Colocas a chave na fechadura e abres a porta com um movimento preciso.
No móvel da entrada pousas a carteira, as chaves, o telemovel...
A luz trémula da vela na cozinha faz-te adivinhar longa a noite que já começou... o jantar espera por ti, quase pronto.
Caminhas pelo corredor e pousas o casaco na cadeira do quarto onde tambem não estou. E tu sabes, que pelo meu perfume, estou aí algures, esperando. Na sala a lareira acesa faz sombras mágicas nas paredes... a musica toca baixinho, para te dizer que chegaste ao teu lugar...
Puxas a porta da banheira e olhas-me sorrindo.
Eu, quase adormecida esperando por ti, embalada pela musica e pela luz suave olho-te com amor. Agora já não estou só.
- Estavas aí...
- Sim. Vou já sair, vamos jantar.
- Vamos, mas antes deixa-me juntar-me a ti...
Tiras a roupa com ânsia com urgência...com um desespero que te percebo nos gestos... e olhas-me como se visses muito mais que o meu corpo nu, numa água de espuma.
Queres deixar de ser tu, de ser eu...queremos ser a essência, pura do ser, do espirito da alma.
- Já te disse hoje que te amo?
- Não.
- Amo-te. Muito.
No fim da noite ficamos enroscados em silêncio no sofá, escutando coisas que a boca não diz, palavras que ela não sabe pronunciar...
Agora, neste instante, sei que abres a porta, que já não existe o móvel para pousares as tuas coisas, já não há jantar feito por mim com amor, já não há luz, já não há vela... a casa já não tem o meu cheiro... na sala já não há fogo, nem musica, nem sombras...já nada te diz que estás em casa.
O corredor que atravessas de peito pesado e de olhar húmido torna-se longo demais e atiras o teu casaco com pressa como se quizesses libertar-te de uma máscara que carregas todo o dia.
Já não estou na banheira, nem na varanda, nem no sofá... já não habito em lado algum...
já não te espero
A saudade quase que mata, não concordas? O pior é que sei que ainda me amas. Sei porque o sinto.... mas os nossos corações já não falam, os nossos espiritos perderam a voz, o nosso olhar já não se cruza...
Agora o sofá é todo teu e a cama já não é minha, já não durmo nela, já não sou eu.
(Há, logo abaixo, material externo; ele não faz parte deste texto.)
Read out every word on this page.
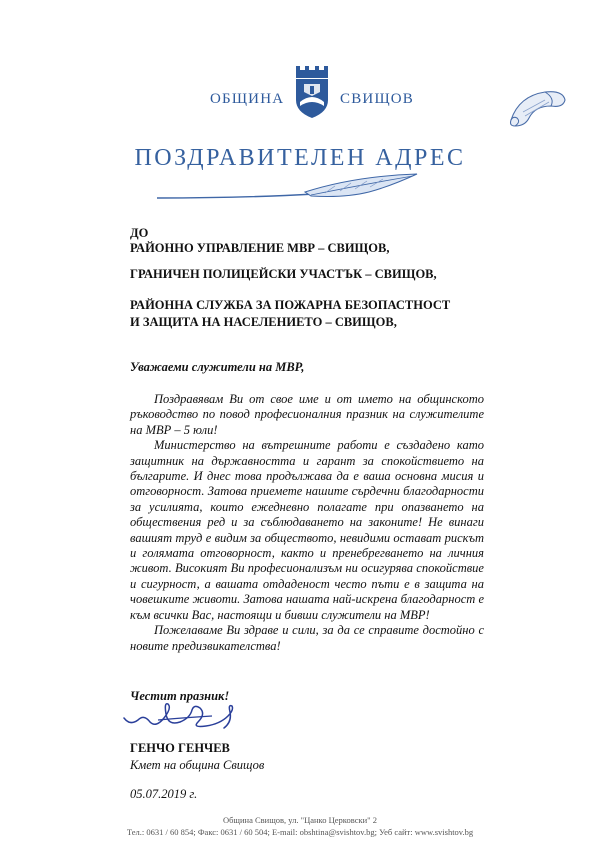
ОБЩИНА	СВИЩОВ
ПОЗДРАВИТЕЛЕН АДРЕС
ДО
РАЙОННО УПРАВЛЕНИЕ МВР – СВИЩОВ,
ГРАНИЧЕН ПОЛИЦЕЙСКИ УЧАСТЪК – СВИЩОВ,
РАЙОННА СЛУЖБА ЗА ПОЖАРНА БЕЗОПАСТНОСТ
И ЗАЩИТА НА НАСЕЛЕНИЕТО – СВИЩОВ,
Уважаеми служители на МВР,

Поздравявам Ви от свое име и от името на общинското ръководство по повод професионалния празник на служителите на МВР – 5 юли!

Министерство на вътрешните работи е създадено като защитник на държавността и гарант за спокойствието на българите. И днес това продължава да е ваша основна мисия и отговорност. Затова приемете нашите сърдечни благодарности за усилията, които ежедневно полагате при опазването на обществения ред и за съблюдаването на законите! Не винаги вашият труд е видим за обществото, невидими остават рискът и голямата отговорност, както и пренебрегването на личния живот. Високият Ви професионализъм ни осигурява спокойствие и сигурност, а вашата отдаденост често пъти е в защита на човешките животи. Затова нашата най-искрена благодарност е към всички Вас, настоящи и бивши служители на МВР!

Пожелаваме Ви здраве и сили, за да се справите достойно с новите предизвикателства!

Честит празник!
ГЕНЧО ГЕНЧЕВ
Кмет на община Свищов
05.07.2019 г.
Община Свищов, ул. "Цанко Церковски" 2
Тел.: 0631 / 60 854; Факс: 0631 / 60 504; E-mail: obshtina@svishtov.bg; Уеб сайт: www.svishtov.bg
Já não sou eu em nada.
Já não me agarro a ti a cobrir-te de beijos, já não me enrosco no teu peito, já não deslizo com os meus dedos no teu corpo...
Já não sou eu que te deixo bilhetes no frigorifico a dizer-te que ontem foste tudo... a deixar-te um beijo...já não deixo recados.
Nessa casa já não espero por ti... e a solidão destrói-nos...
Choras? Eu sei que sim... sentes falta de tudo quanto fui contigo, de tudo quanto conseguiste ser....
Chora sim... eu tambem já chorei muito.
E nesta cama tão imensa, eu sou tão peqenina!
E sei que algures, ainda murmuras o meu nome, ainda procuras o meu cheiro, noutro cheiro, o meu sorriso noutro sorriso, o meu eu... que não encontras.
O arrependimento é o preço mais alto que alguem pode pagar...
Penso em tanto que nós fomos e no nada que nos tornámos.
Aqui, neste instante, perdida no meio de lençóis tão frios ...
...ou serei eu?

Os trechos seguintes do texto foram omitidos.